Wednesday, November 28, 2007

Civil Unrest

The rumors about Writer's Workshop persist, yet my questions and concerns have not yet been answered. The principal is supposed to meet with each department at one of our department meetings each month. Far's I know, in four months, we've had him stop in ONCE. Dammit, I want answers. I'm tired of being uncertain and confused.

Workshop questions:
1) Minilessons: How "mini" is a minilesson? What happens when they don't get it? Do you keep trying right then or come back to it another time? When do you tell those who are still staring at you blankly "nope, sorry, we've got to move on without you; if we spend all term attempting to teach the difference between action and linking verbs we'll never even get to subject/verb agreement, let alone comma splices!"
2) Work time and conferences: How the heck do you keep other students on task?? And how can you have a productive conference if you've got to look up every four seconds and say "Sh! Do your work!" or something?
3) Sharing time: What if they don't? Should those who are not sharing be allowed to continue working quietly, or is this a sit-and-listen-silently time?
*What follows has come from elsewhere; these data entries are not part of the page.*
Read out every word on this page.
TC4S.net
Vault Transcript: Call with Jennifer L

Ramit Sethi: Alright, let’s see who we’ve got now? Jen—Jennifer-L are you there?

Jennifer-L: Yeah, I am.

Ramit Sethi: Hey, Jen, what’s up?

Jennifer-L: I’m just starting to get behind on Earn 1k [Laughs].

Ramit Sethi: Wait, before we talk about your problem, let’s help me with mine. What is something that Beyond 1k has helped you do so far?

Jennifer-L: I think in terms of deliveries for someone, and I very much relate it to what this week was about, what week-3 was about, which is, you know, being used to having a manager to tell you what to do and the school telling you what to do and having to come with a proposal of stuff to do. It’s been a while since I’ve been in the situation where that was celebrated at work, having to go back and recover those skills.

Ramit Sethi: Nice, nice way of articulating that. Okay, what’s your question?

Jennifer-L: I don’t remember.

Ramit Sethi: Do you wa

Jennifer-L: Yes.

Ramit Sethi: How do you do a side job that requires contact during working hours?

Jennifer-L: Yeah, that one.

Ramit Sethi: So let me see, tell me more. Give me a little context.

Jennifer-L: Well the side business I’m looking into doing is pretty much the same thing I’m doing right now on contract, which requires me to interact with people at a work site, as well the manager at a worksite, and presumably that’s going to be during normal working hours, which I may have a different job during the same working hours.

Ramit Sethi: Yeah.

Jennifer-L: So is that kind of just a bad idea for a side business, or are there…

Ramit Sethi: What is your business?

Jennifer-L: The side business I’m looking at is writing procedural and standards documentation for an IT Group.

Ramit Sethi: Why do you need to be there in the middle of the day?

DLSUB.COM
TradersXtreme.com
Things came to a head at lunch today. My department is NOT happy. I'm hearing a lot of "this won't work" sort of comments (though I don't know if anyone just came flat out and said that). But I think the true frustration is "this won't work because we're being shoved into it with neither training nor support." I don't think that's necessarily true, because the teachers in our department are phenomenally talented. However, it WOULD be a bit easier to accomplish this successfully if we WERE trained and HAD support. Grh.
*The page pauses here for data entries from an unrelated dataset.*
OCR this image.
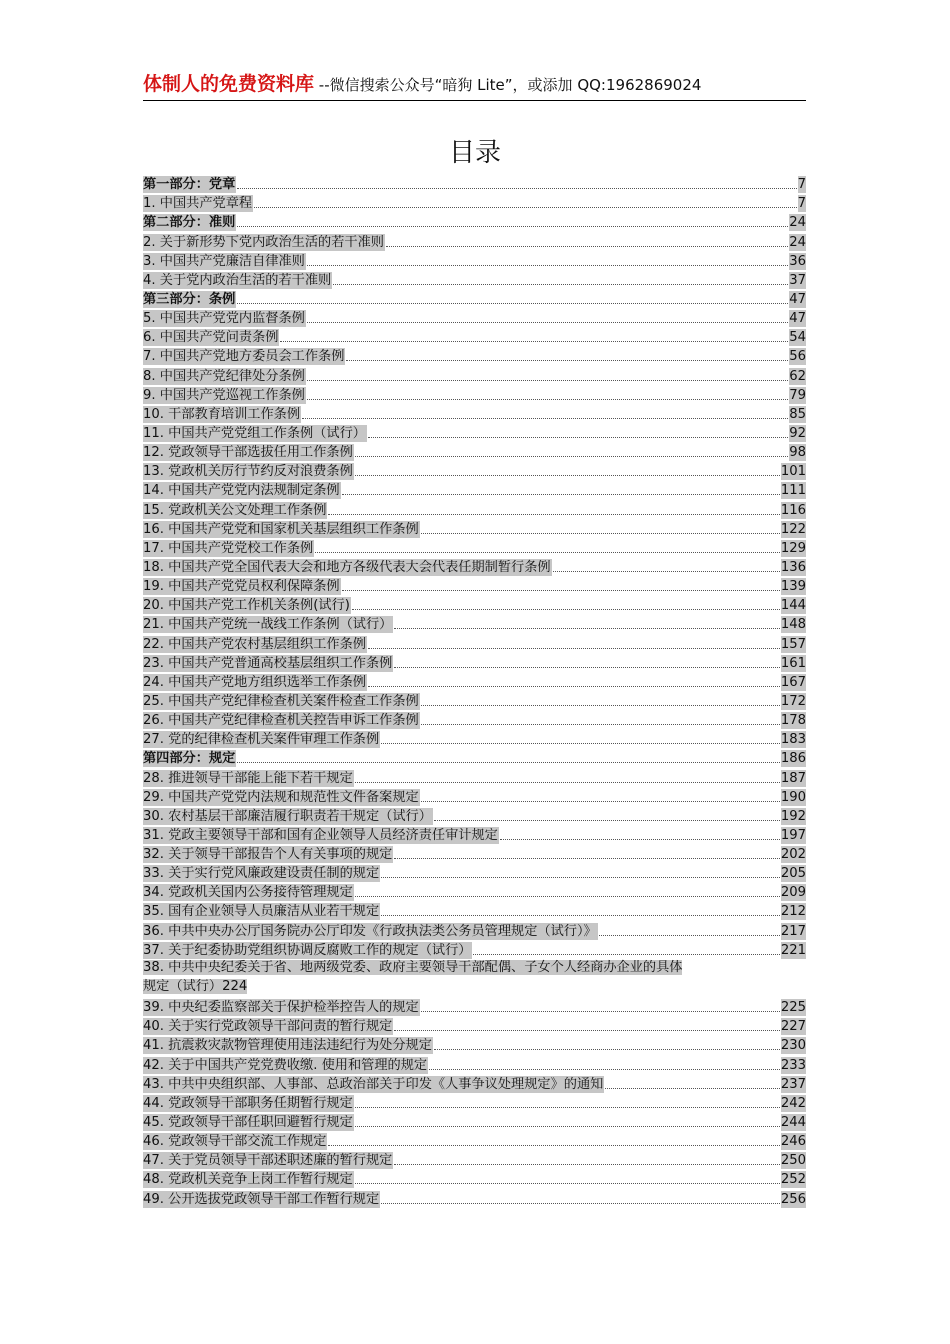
体制人的免费资料库 --微信搜索公众号“暗狗 Lite”，或添加 QQ:1962869024
目录
第一部分：党章	7
1. 中国共产党章程	7
第二部分：准则	24
2. 关于新形势下党内政治生活的若干准则	24
3. 中国共产党廉洁自律准则	36
4. 关于党内政治生活的若干准则	37
第三部分：条例	47
5. 中国共产党党内监督条例	47
6. 中国共产党问责条例	54
7. 中国共产党地方委员会工作条例	56
8. 中国共产党纪律处分条例	62
9. 中国共产党巡视工作条例	79
10. 干部教育培训工作条例	85
11. 中国共产党党组工作条例（试行）	92
12. 党政领导干部选拔任用工作条例	98
13. 党政机关厉行节约反对浪费条例	101
14. 中国共产党党内法规制定条例	111
15. 党政机关公文处理工作条例	116
16. 中国共产党党和国家机关基层组织工作条例	122
17. 中国共产党党校工作条例	129
18. 中国共产党全国代表大会和地方各级代表大会代表任期制暂行条例	136
19. 中国共产党党员权利保障条例	139
20. 中国共产党工作机关条例(试行)	144
21. 中国共产党统一战线工作条例（试行）	148
22. 中国共产党农村基层组织工作条例	157
23. 中国共产党普通高校基层组织工作条例	161
24. 中国共产党地方组织选举工作条例	167
25. 中国共产党纪律检查机关案件检查工作条例	172
26. 中国共产党纪律检查机关控告申诉工作条例	178
27. 党的纪律检查机关案件审理工作条例	183
第四部分：规定	186
28. 推进领导干部能上能下若干规定	187
29. 中国共产党党内法规和规范性文件备案规定	190
30. 农村基层干部廉洁履行职责若干规定（试行）	192
31. 党政主要领导干部和国有企业领导人员经济责任审计规定	197
32. 关于领导干部报告个人有关事项的规定	202
33. 关于实行党风廉政建设责任制的规定	205
34. 党政机关国内公务接待管理规定	209
35. 国有企业领导人员廉洁从业若干规定	212
36. 中共中央办公厅国务院办公厅印发《行政执法类公务员管理规定（试行）》	217
37. 关于纪委协助党组织协调反腐败工作的规定（试行）	221
38. 中共中央纪委关于省、地两级党委、政府主要领导干部配偶、子女个人经商办企业的具体
规定（试行）224
39. 中央纪委监察部关于保护检举控告人的规定	225
40. 关于实行党政领导干部问责的暂行规定	227
41. 抗震救灾款物管理使用违法违纪行为处分规定	230
42. 关于中国共产党党费收缴. 使用和管理的规定	233
43. 中共中央组织部、人事部、总政治部关于印发《人事争议处理规定》的通知	237
44. 党政领导干部职务任期暂行规定	242
45. 党政领导干部任职回避暂行规定	244
46. 党政领导干部交流工作规定	246
47. 关于党员领导干部述职述廉的暂行规定	250
48. 党政机关竞争上岗工作暂行规定	252
49. 公开选拔党政领导干部工作暂行规定	256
Still pondering my questions about standards-based grading and not giving zeros. More on that later.


Mrs. Chili said...

While I understand the time crunch, I say stick with a mini lesson until at least a critical mass of students understand it. After that, sic the kids who DO get it on the kids who don't - peer teaching is sometimes a good way of both getting the lesson across AND freeing up class time for the next mini lesson!

The Science Goddess said...

I have not used Writer's Workshop---but I have seen it successfully implemented in our elementary classrooms.

Keep in mind, though, that those classrooms had plenty of support (literacy coaches) for getting it in place.

I think just about any professional development is doomed to fail if there is no way to sustain it once teachers are expected to implement it with students.

Joel said...

Hey, I linked to you over at So You Want To Teach? in the 148th Carnival of Education, but it didn't trackback correctly. Sorry about that.